SMART: late interaction without retraining

A new paper out of UW–Madison and Korea University this week - Your Embedding Model is SMARTer Than You Think - makes a claim I want to spend a few hundred words on, because it cleanly removes a barrier I'd treated as harder than it actually was.

The claim, said plainly: the per-token signal late interaction needs is already sitting inside your existing single-vector embedder. You can wire it in at inference for a small boost, or train a tiny adapter on top to unlock most of what a dedicated multi-vector model would give you.

The mechanism is small. Take an off-the-shelf single-vector embedder - the kind that produces one pooled vector per query and per document. Run a query through it as normal. But instead of throwing away the per-token hidden states from the final layer, keep them. Do the same for documents. At scoring time, compute a ColBERT-style MaxSim over those hidden states - sum, for each query token, the best similarity it finds among the document's tokens - and add it to the standard single-vector dot product:

Score(q, d) = single_vector(q, d) + MaxSim(hidden(q), hidden(d))

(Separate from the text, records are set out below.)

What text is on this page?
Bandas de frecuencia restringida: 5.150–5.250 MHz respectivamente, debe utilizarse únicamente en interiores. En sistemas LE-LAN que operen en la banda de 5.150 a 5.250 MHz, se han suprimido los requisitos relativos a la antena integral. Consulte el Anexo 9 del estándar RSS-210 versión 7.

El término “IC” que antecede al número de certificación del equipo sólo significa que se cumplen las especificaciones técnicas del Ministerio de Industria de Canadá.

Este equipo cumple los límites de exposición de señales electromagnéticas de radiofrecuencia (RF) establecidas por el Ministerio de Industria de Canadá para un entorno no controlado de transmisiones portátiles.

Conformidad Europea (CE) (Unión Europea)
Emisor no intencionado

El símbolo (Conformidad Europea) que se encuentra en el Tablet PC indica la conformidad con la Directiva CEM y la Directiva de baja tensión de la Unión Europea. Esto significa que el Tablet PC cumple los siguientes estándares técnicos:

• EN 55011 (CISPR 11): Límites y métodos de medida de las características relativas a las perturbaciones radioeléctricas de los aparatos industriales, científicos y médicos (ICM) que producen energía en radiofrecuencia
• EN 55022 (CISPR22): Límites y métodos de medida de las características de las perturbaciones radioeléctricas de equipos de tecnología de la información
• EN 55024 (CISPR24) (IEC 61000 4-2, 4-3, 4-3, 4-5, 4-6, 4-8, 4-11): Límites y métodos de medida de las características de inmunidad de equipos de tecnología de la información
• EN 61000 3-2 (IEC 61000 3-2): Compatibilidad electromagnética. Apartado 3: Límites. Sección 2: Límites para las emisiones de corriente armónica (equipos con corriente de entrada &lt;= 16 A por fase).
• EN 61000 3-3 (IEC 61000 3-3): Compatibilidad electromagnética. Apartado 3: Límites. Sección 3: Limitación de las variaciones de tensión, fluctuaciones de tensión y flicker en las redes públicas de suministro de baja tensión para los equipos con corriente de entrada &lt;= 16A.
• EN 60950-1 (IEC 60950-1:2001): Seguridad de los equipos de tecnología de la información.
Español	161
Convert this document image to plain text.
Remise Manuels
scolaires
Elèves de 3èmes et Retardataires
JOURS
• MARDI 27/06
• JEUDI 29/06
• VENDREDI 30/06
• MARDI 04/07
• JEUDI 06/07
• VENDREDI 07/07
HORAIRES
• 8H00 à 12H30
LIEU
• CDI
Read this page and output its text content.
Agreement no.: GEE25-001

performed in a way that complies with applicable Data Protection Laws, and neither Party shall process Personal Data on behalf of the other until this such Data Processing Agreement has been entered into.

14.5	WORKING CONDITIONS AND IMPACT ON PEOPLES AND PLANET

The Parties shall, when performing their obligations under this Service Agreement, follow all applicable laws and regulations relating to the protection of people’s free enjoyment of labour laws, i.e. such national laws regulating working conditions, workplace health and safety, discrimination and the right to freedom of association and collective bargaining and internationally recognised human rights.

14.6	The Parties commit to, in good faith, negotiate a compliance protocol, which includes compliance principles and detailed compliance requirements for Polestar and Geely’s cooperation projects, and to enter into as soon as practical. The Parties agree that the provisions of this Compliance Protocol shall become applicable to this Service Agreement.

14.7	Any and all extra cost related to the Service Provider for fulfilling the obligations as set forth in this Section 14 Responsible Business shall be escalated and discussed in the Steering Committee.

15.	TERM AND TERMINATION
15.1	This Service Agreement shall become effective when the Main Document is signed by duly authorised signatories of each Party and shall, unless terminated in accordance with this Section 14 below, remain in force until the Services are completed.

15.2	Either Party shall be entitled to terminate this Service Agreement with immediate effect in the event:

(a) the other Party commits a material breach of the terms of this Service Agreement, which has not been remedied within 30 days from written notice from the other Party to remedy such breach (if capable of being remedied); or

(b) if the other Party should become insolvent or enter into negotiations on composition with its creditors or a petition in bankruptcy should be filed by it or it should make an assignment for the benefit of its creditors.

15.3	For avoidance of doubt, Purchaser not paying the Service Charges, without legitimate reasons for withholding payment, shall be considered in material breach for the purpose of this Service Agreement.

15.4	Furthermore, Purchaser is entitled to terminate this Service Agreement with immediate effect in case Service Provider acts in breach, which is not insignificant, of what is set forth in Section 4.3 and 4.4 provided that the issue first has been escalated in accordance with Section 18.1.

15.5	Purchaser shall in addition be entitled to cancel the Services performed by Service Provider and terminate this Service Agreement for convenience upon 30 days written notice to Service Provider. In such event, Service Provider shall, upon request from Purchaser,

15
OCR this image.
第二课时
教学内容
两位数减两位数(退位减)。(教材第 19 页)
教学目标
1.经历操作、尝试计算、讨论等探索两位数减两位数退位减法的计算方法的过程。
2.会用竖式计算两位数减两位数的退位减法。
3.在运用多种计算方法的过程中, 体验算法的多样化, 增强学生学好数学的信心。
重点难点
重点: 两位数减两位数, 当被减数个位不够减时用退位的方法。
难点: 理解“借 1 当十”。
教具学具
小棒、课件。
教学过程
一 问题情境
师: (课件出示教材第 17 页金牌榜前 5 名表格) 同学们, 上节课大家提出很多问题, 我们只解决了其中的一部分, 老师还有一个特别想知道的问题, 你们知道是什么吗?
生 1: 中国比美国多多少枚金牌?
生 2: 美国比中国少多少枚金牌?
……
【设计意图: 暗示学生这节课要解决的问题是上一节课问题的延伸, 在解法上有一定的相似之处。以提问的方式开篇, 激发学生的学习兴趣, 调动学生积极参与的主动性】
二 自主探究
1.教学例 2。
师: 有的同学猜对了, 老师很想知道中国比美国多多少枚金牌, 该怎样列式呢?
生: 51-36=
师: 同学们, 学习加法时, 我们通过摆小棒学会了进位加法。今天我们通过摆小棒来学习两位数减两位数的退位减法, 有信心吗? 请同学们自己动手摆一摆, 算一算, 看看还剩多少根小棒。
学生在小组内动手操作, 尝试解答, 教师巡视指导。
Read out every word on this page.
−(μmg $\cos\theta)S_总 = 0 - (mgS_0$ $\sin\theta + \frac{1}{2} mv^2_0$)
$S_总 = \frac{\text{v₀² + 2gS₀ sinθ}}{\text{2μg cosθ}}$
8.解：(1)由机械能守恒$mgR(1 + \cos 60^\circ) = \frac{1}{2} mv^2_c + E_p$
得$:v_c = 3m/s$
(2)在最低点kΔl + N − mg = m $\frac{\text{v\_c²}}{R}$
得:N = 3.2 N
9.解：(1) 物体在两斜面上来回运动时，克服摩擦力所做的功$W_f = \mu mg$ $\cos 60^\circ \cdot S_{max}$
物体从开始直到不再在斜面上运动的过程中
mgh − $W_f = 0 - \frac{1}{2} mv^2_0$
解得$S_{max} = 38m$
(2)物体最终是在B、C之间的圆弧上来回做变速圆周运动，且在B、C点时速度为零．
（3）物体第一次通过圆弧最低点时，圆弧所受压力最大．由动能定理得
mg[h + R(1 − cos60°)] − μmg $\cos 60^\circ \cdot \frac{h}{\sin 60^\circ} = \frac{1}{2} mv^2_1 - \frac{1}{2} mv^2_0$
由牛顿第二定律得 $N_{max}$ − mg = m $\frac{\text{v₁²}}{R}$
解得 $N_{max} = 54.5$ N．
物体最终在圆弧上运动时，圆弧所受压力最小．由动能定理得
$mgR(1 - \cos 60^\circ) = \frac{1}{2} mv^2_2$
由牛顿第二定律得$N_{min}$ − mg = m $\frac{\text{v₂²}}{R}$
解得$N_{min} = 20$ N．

No retraining. No new parameters. No new model family. The authors call this SMART - Single-to-Multi Adaptation for Retrieval Transformers - and the inference-only version is a small drop-in for an existing retrieval stack; code and weights are on GitHub.

Why this matters as a continuation of the thread

When I wrote the primer on late interaction last year, the catch I dwelled on was storage. ColBERT-style scoring needs per-token vectors, which makes the index ~30x bigger than a single-vector one. ColBERTv2 and PLAID made that tractable; the TurboQuant and late-interaction-follow-up pieces earlier this month have been about whether modern quantisation pushes the storage tax low enough to deploy at scale.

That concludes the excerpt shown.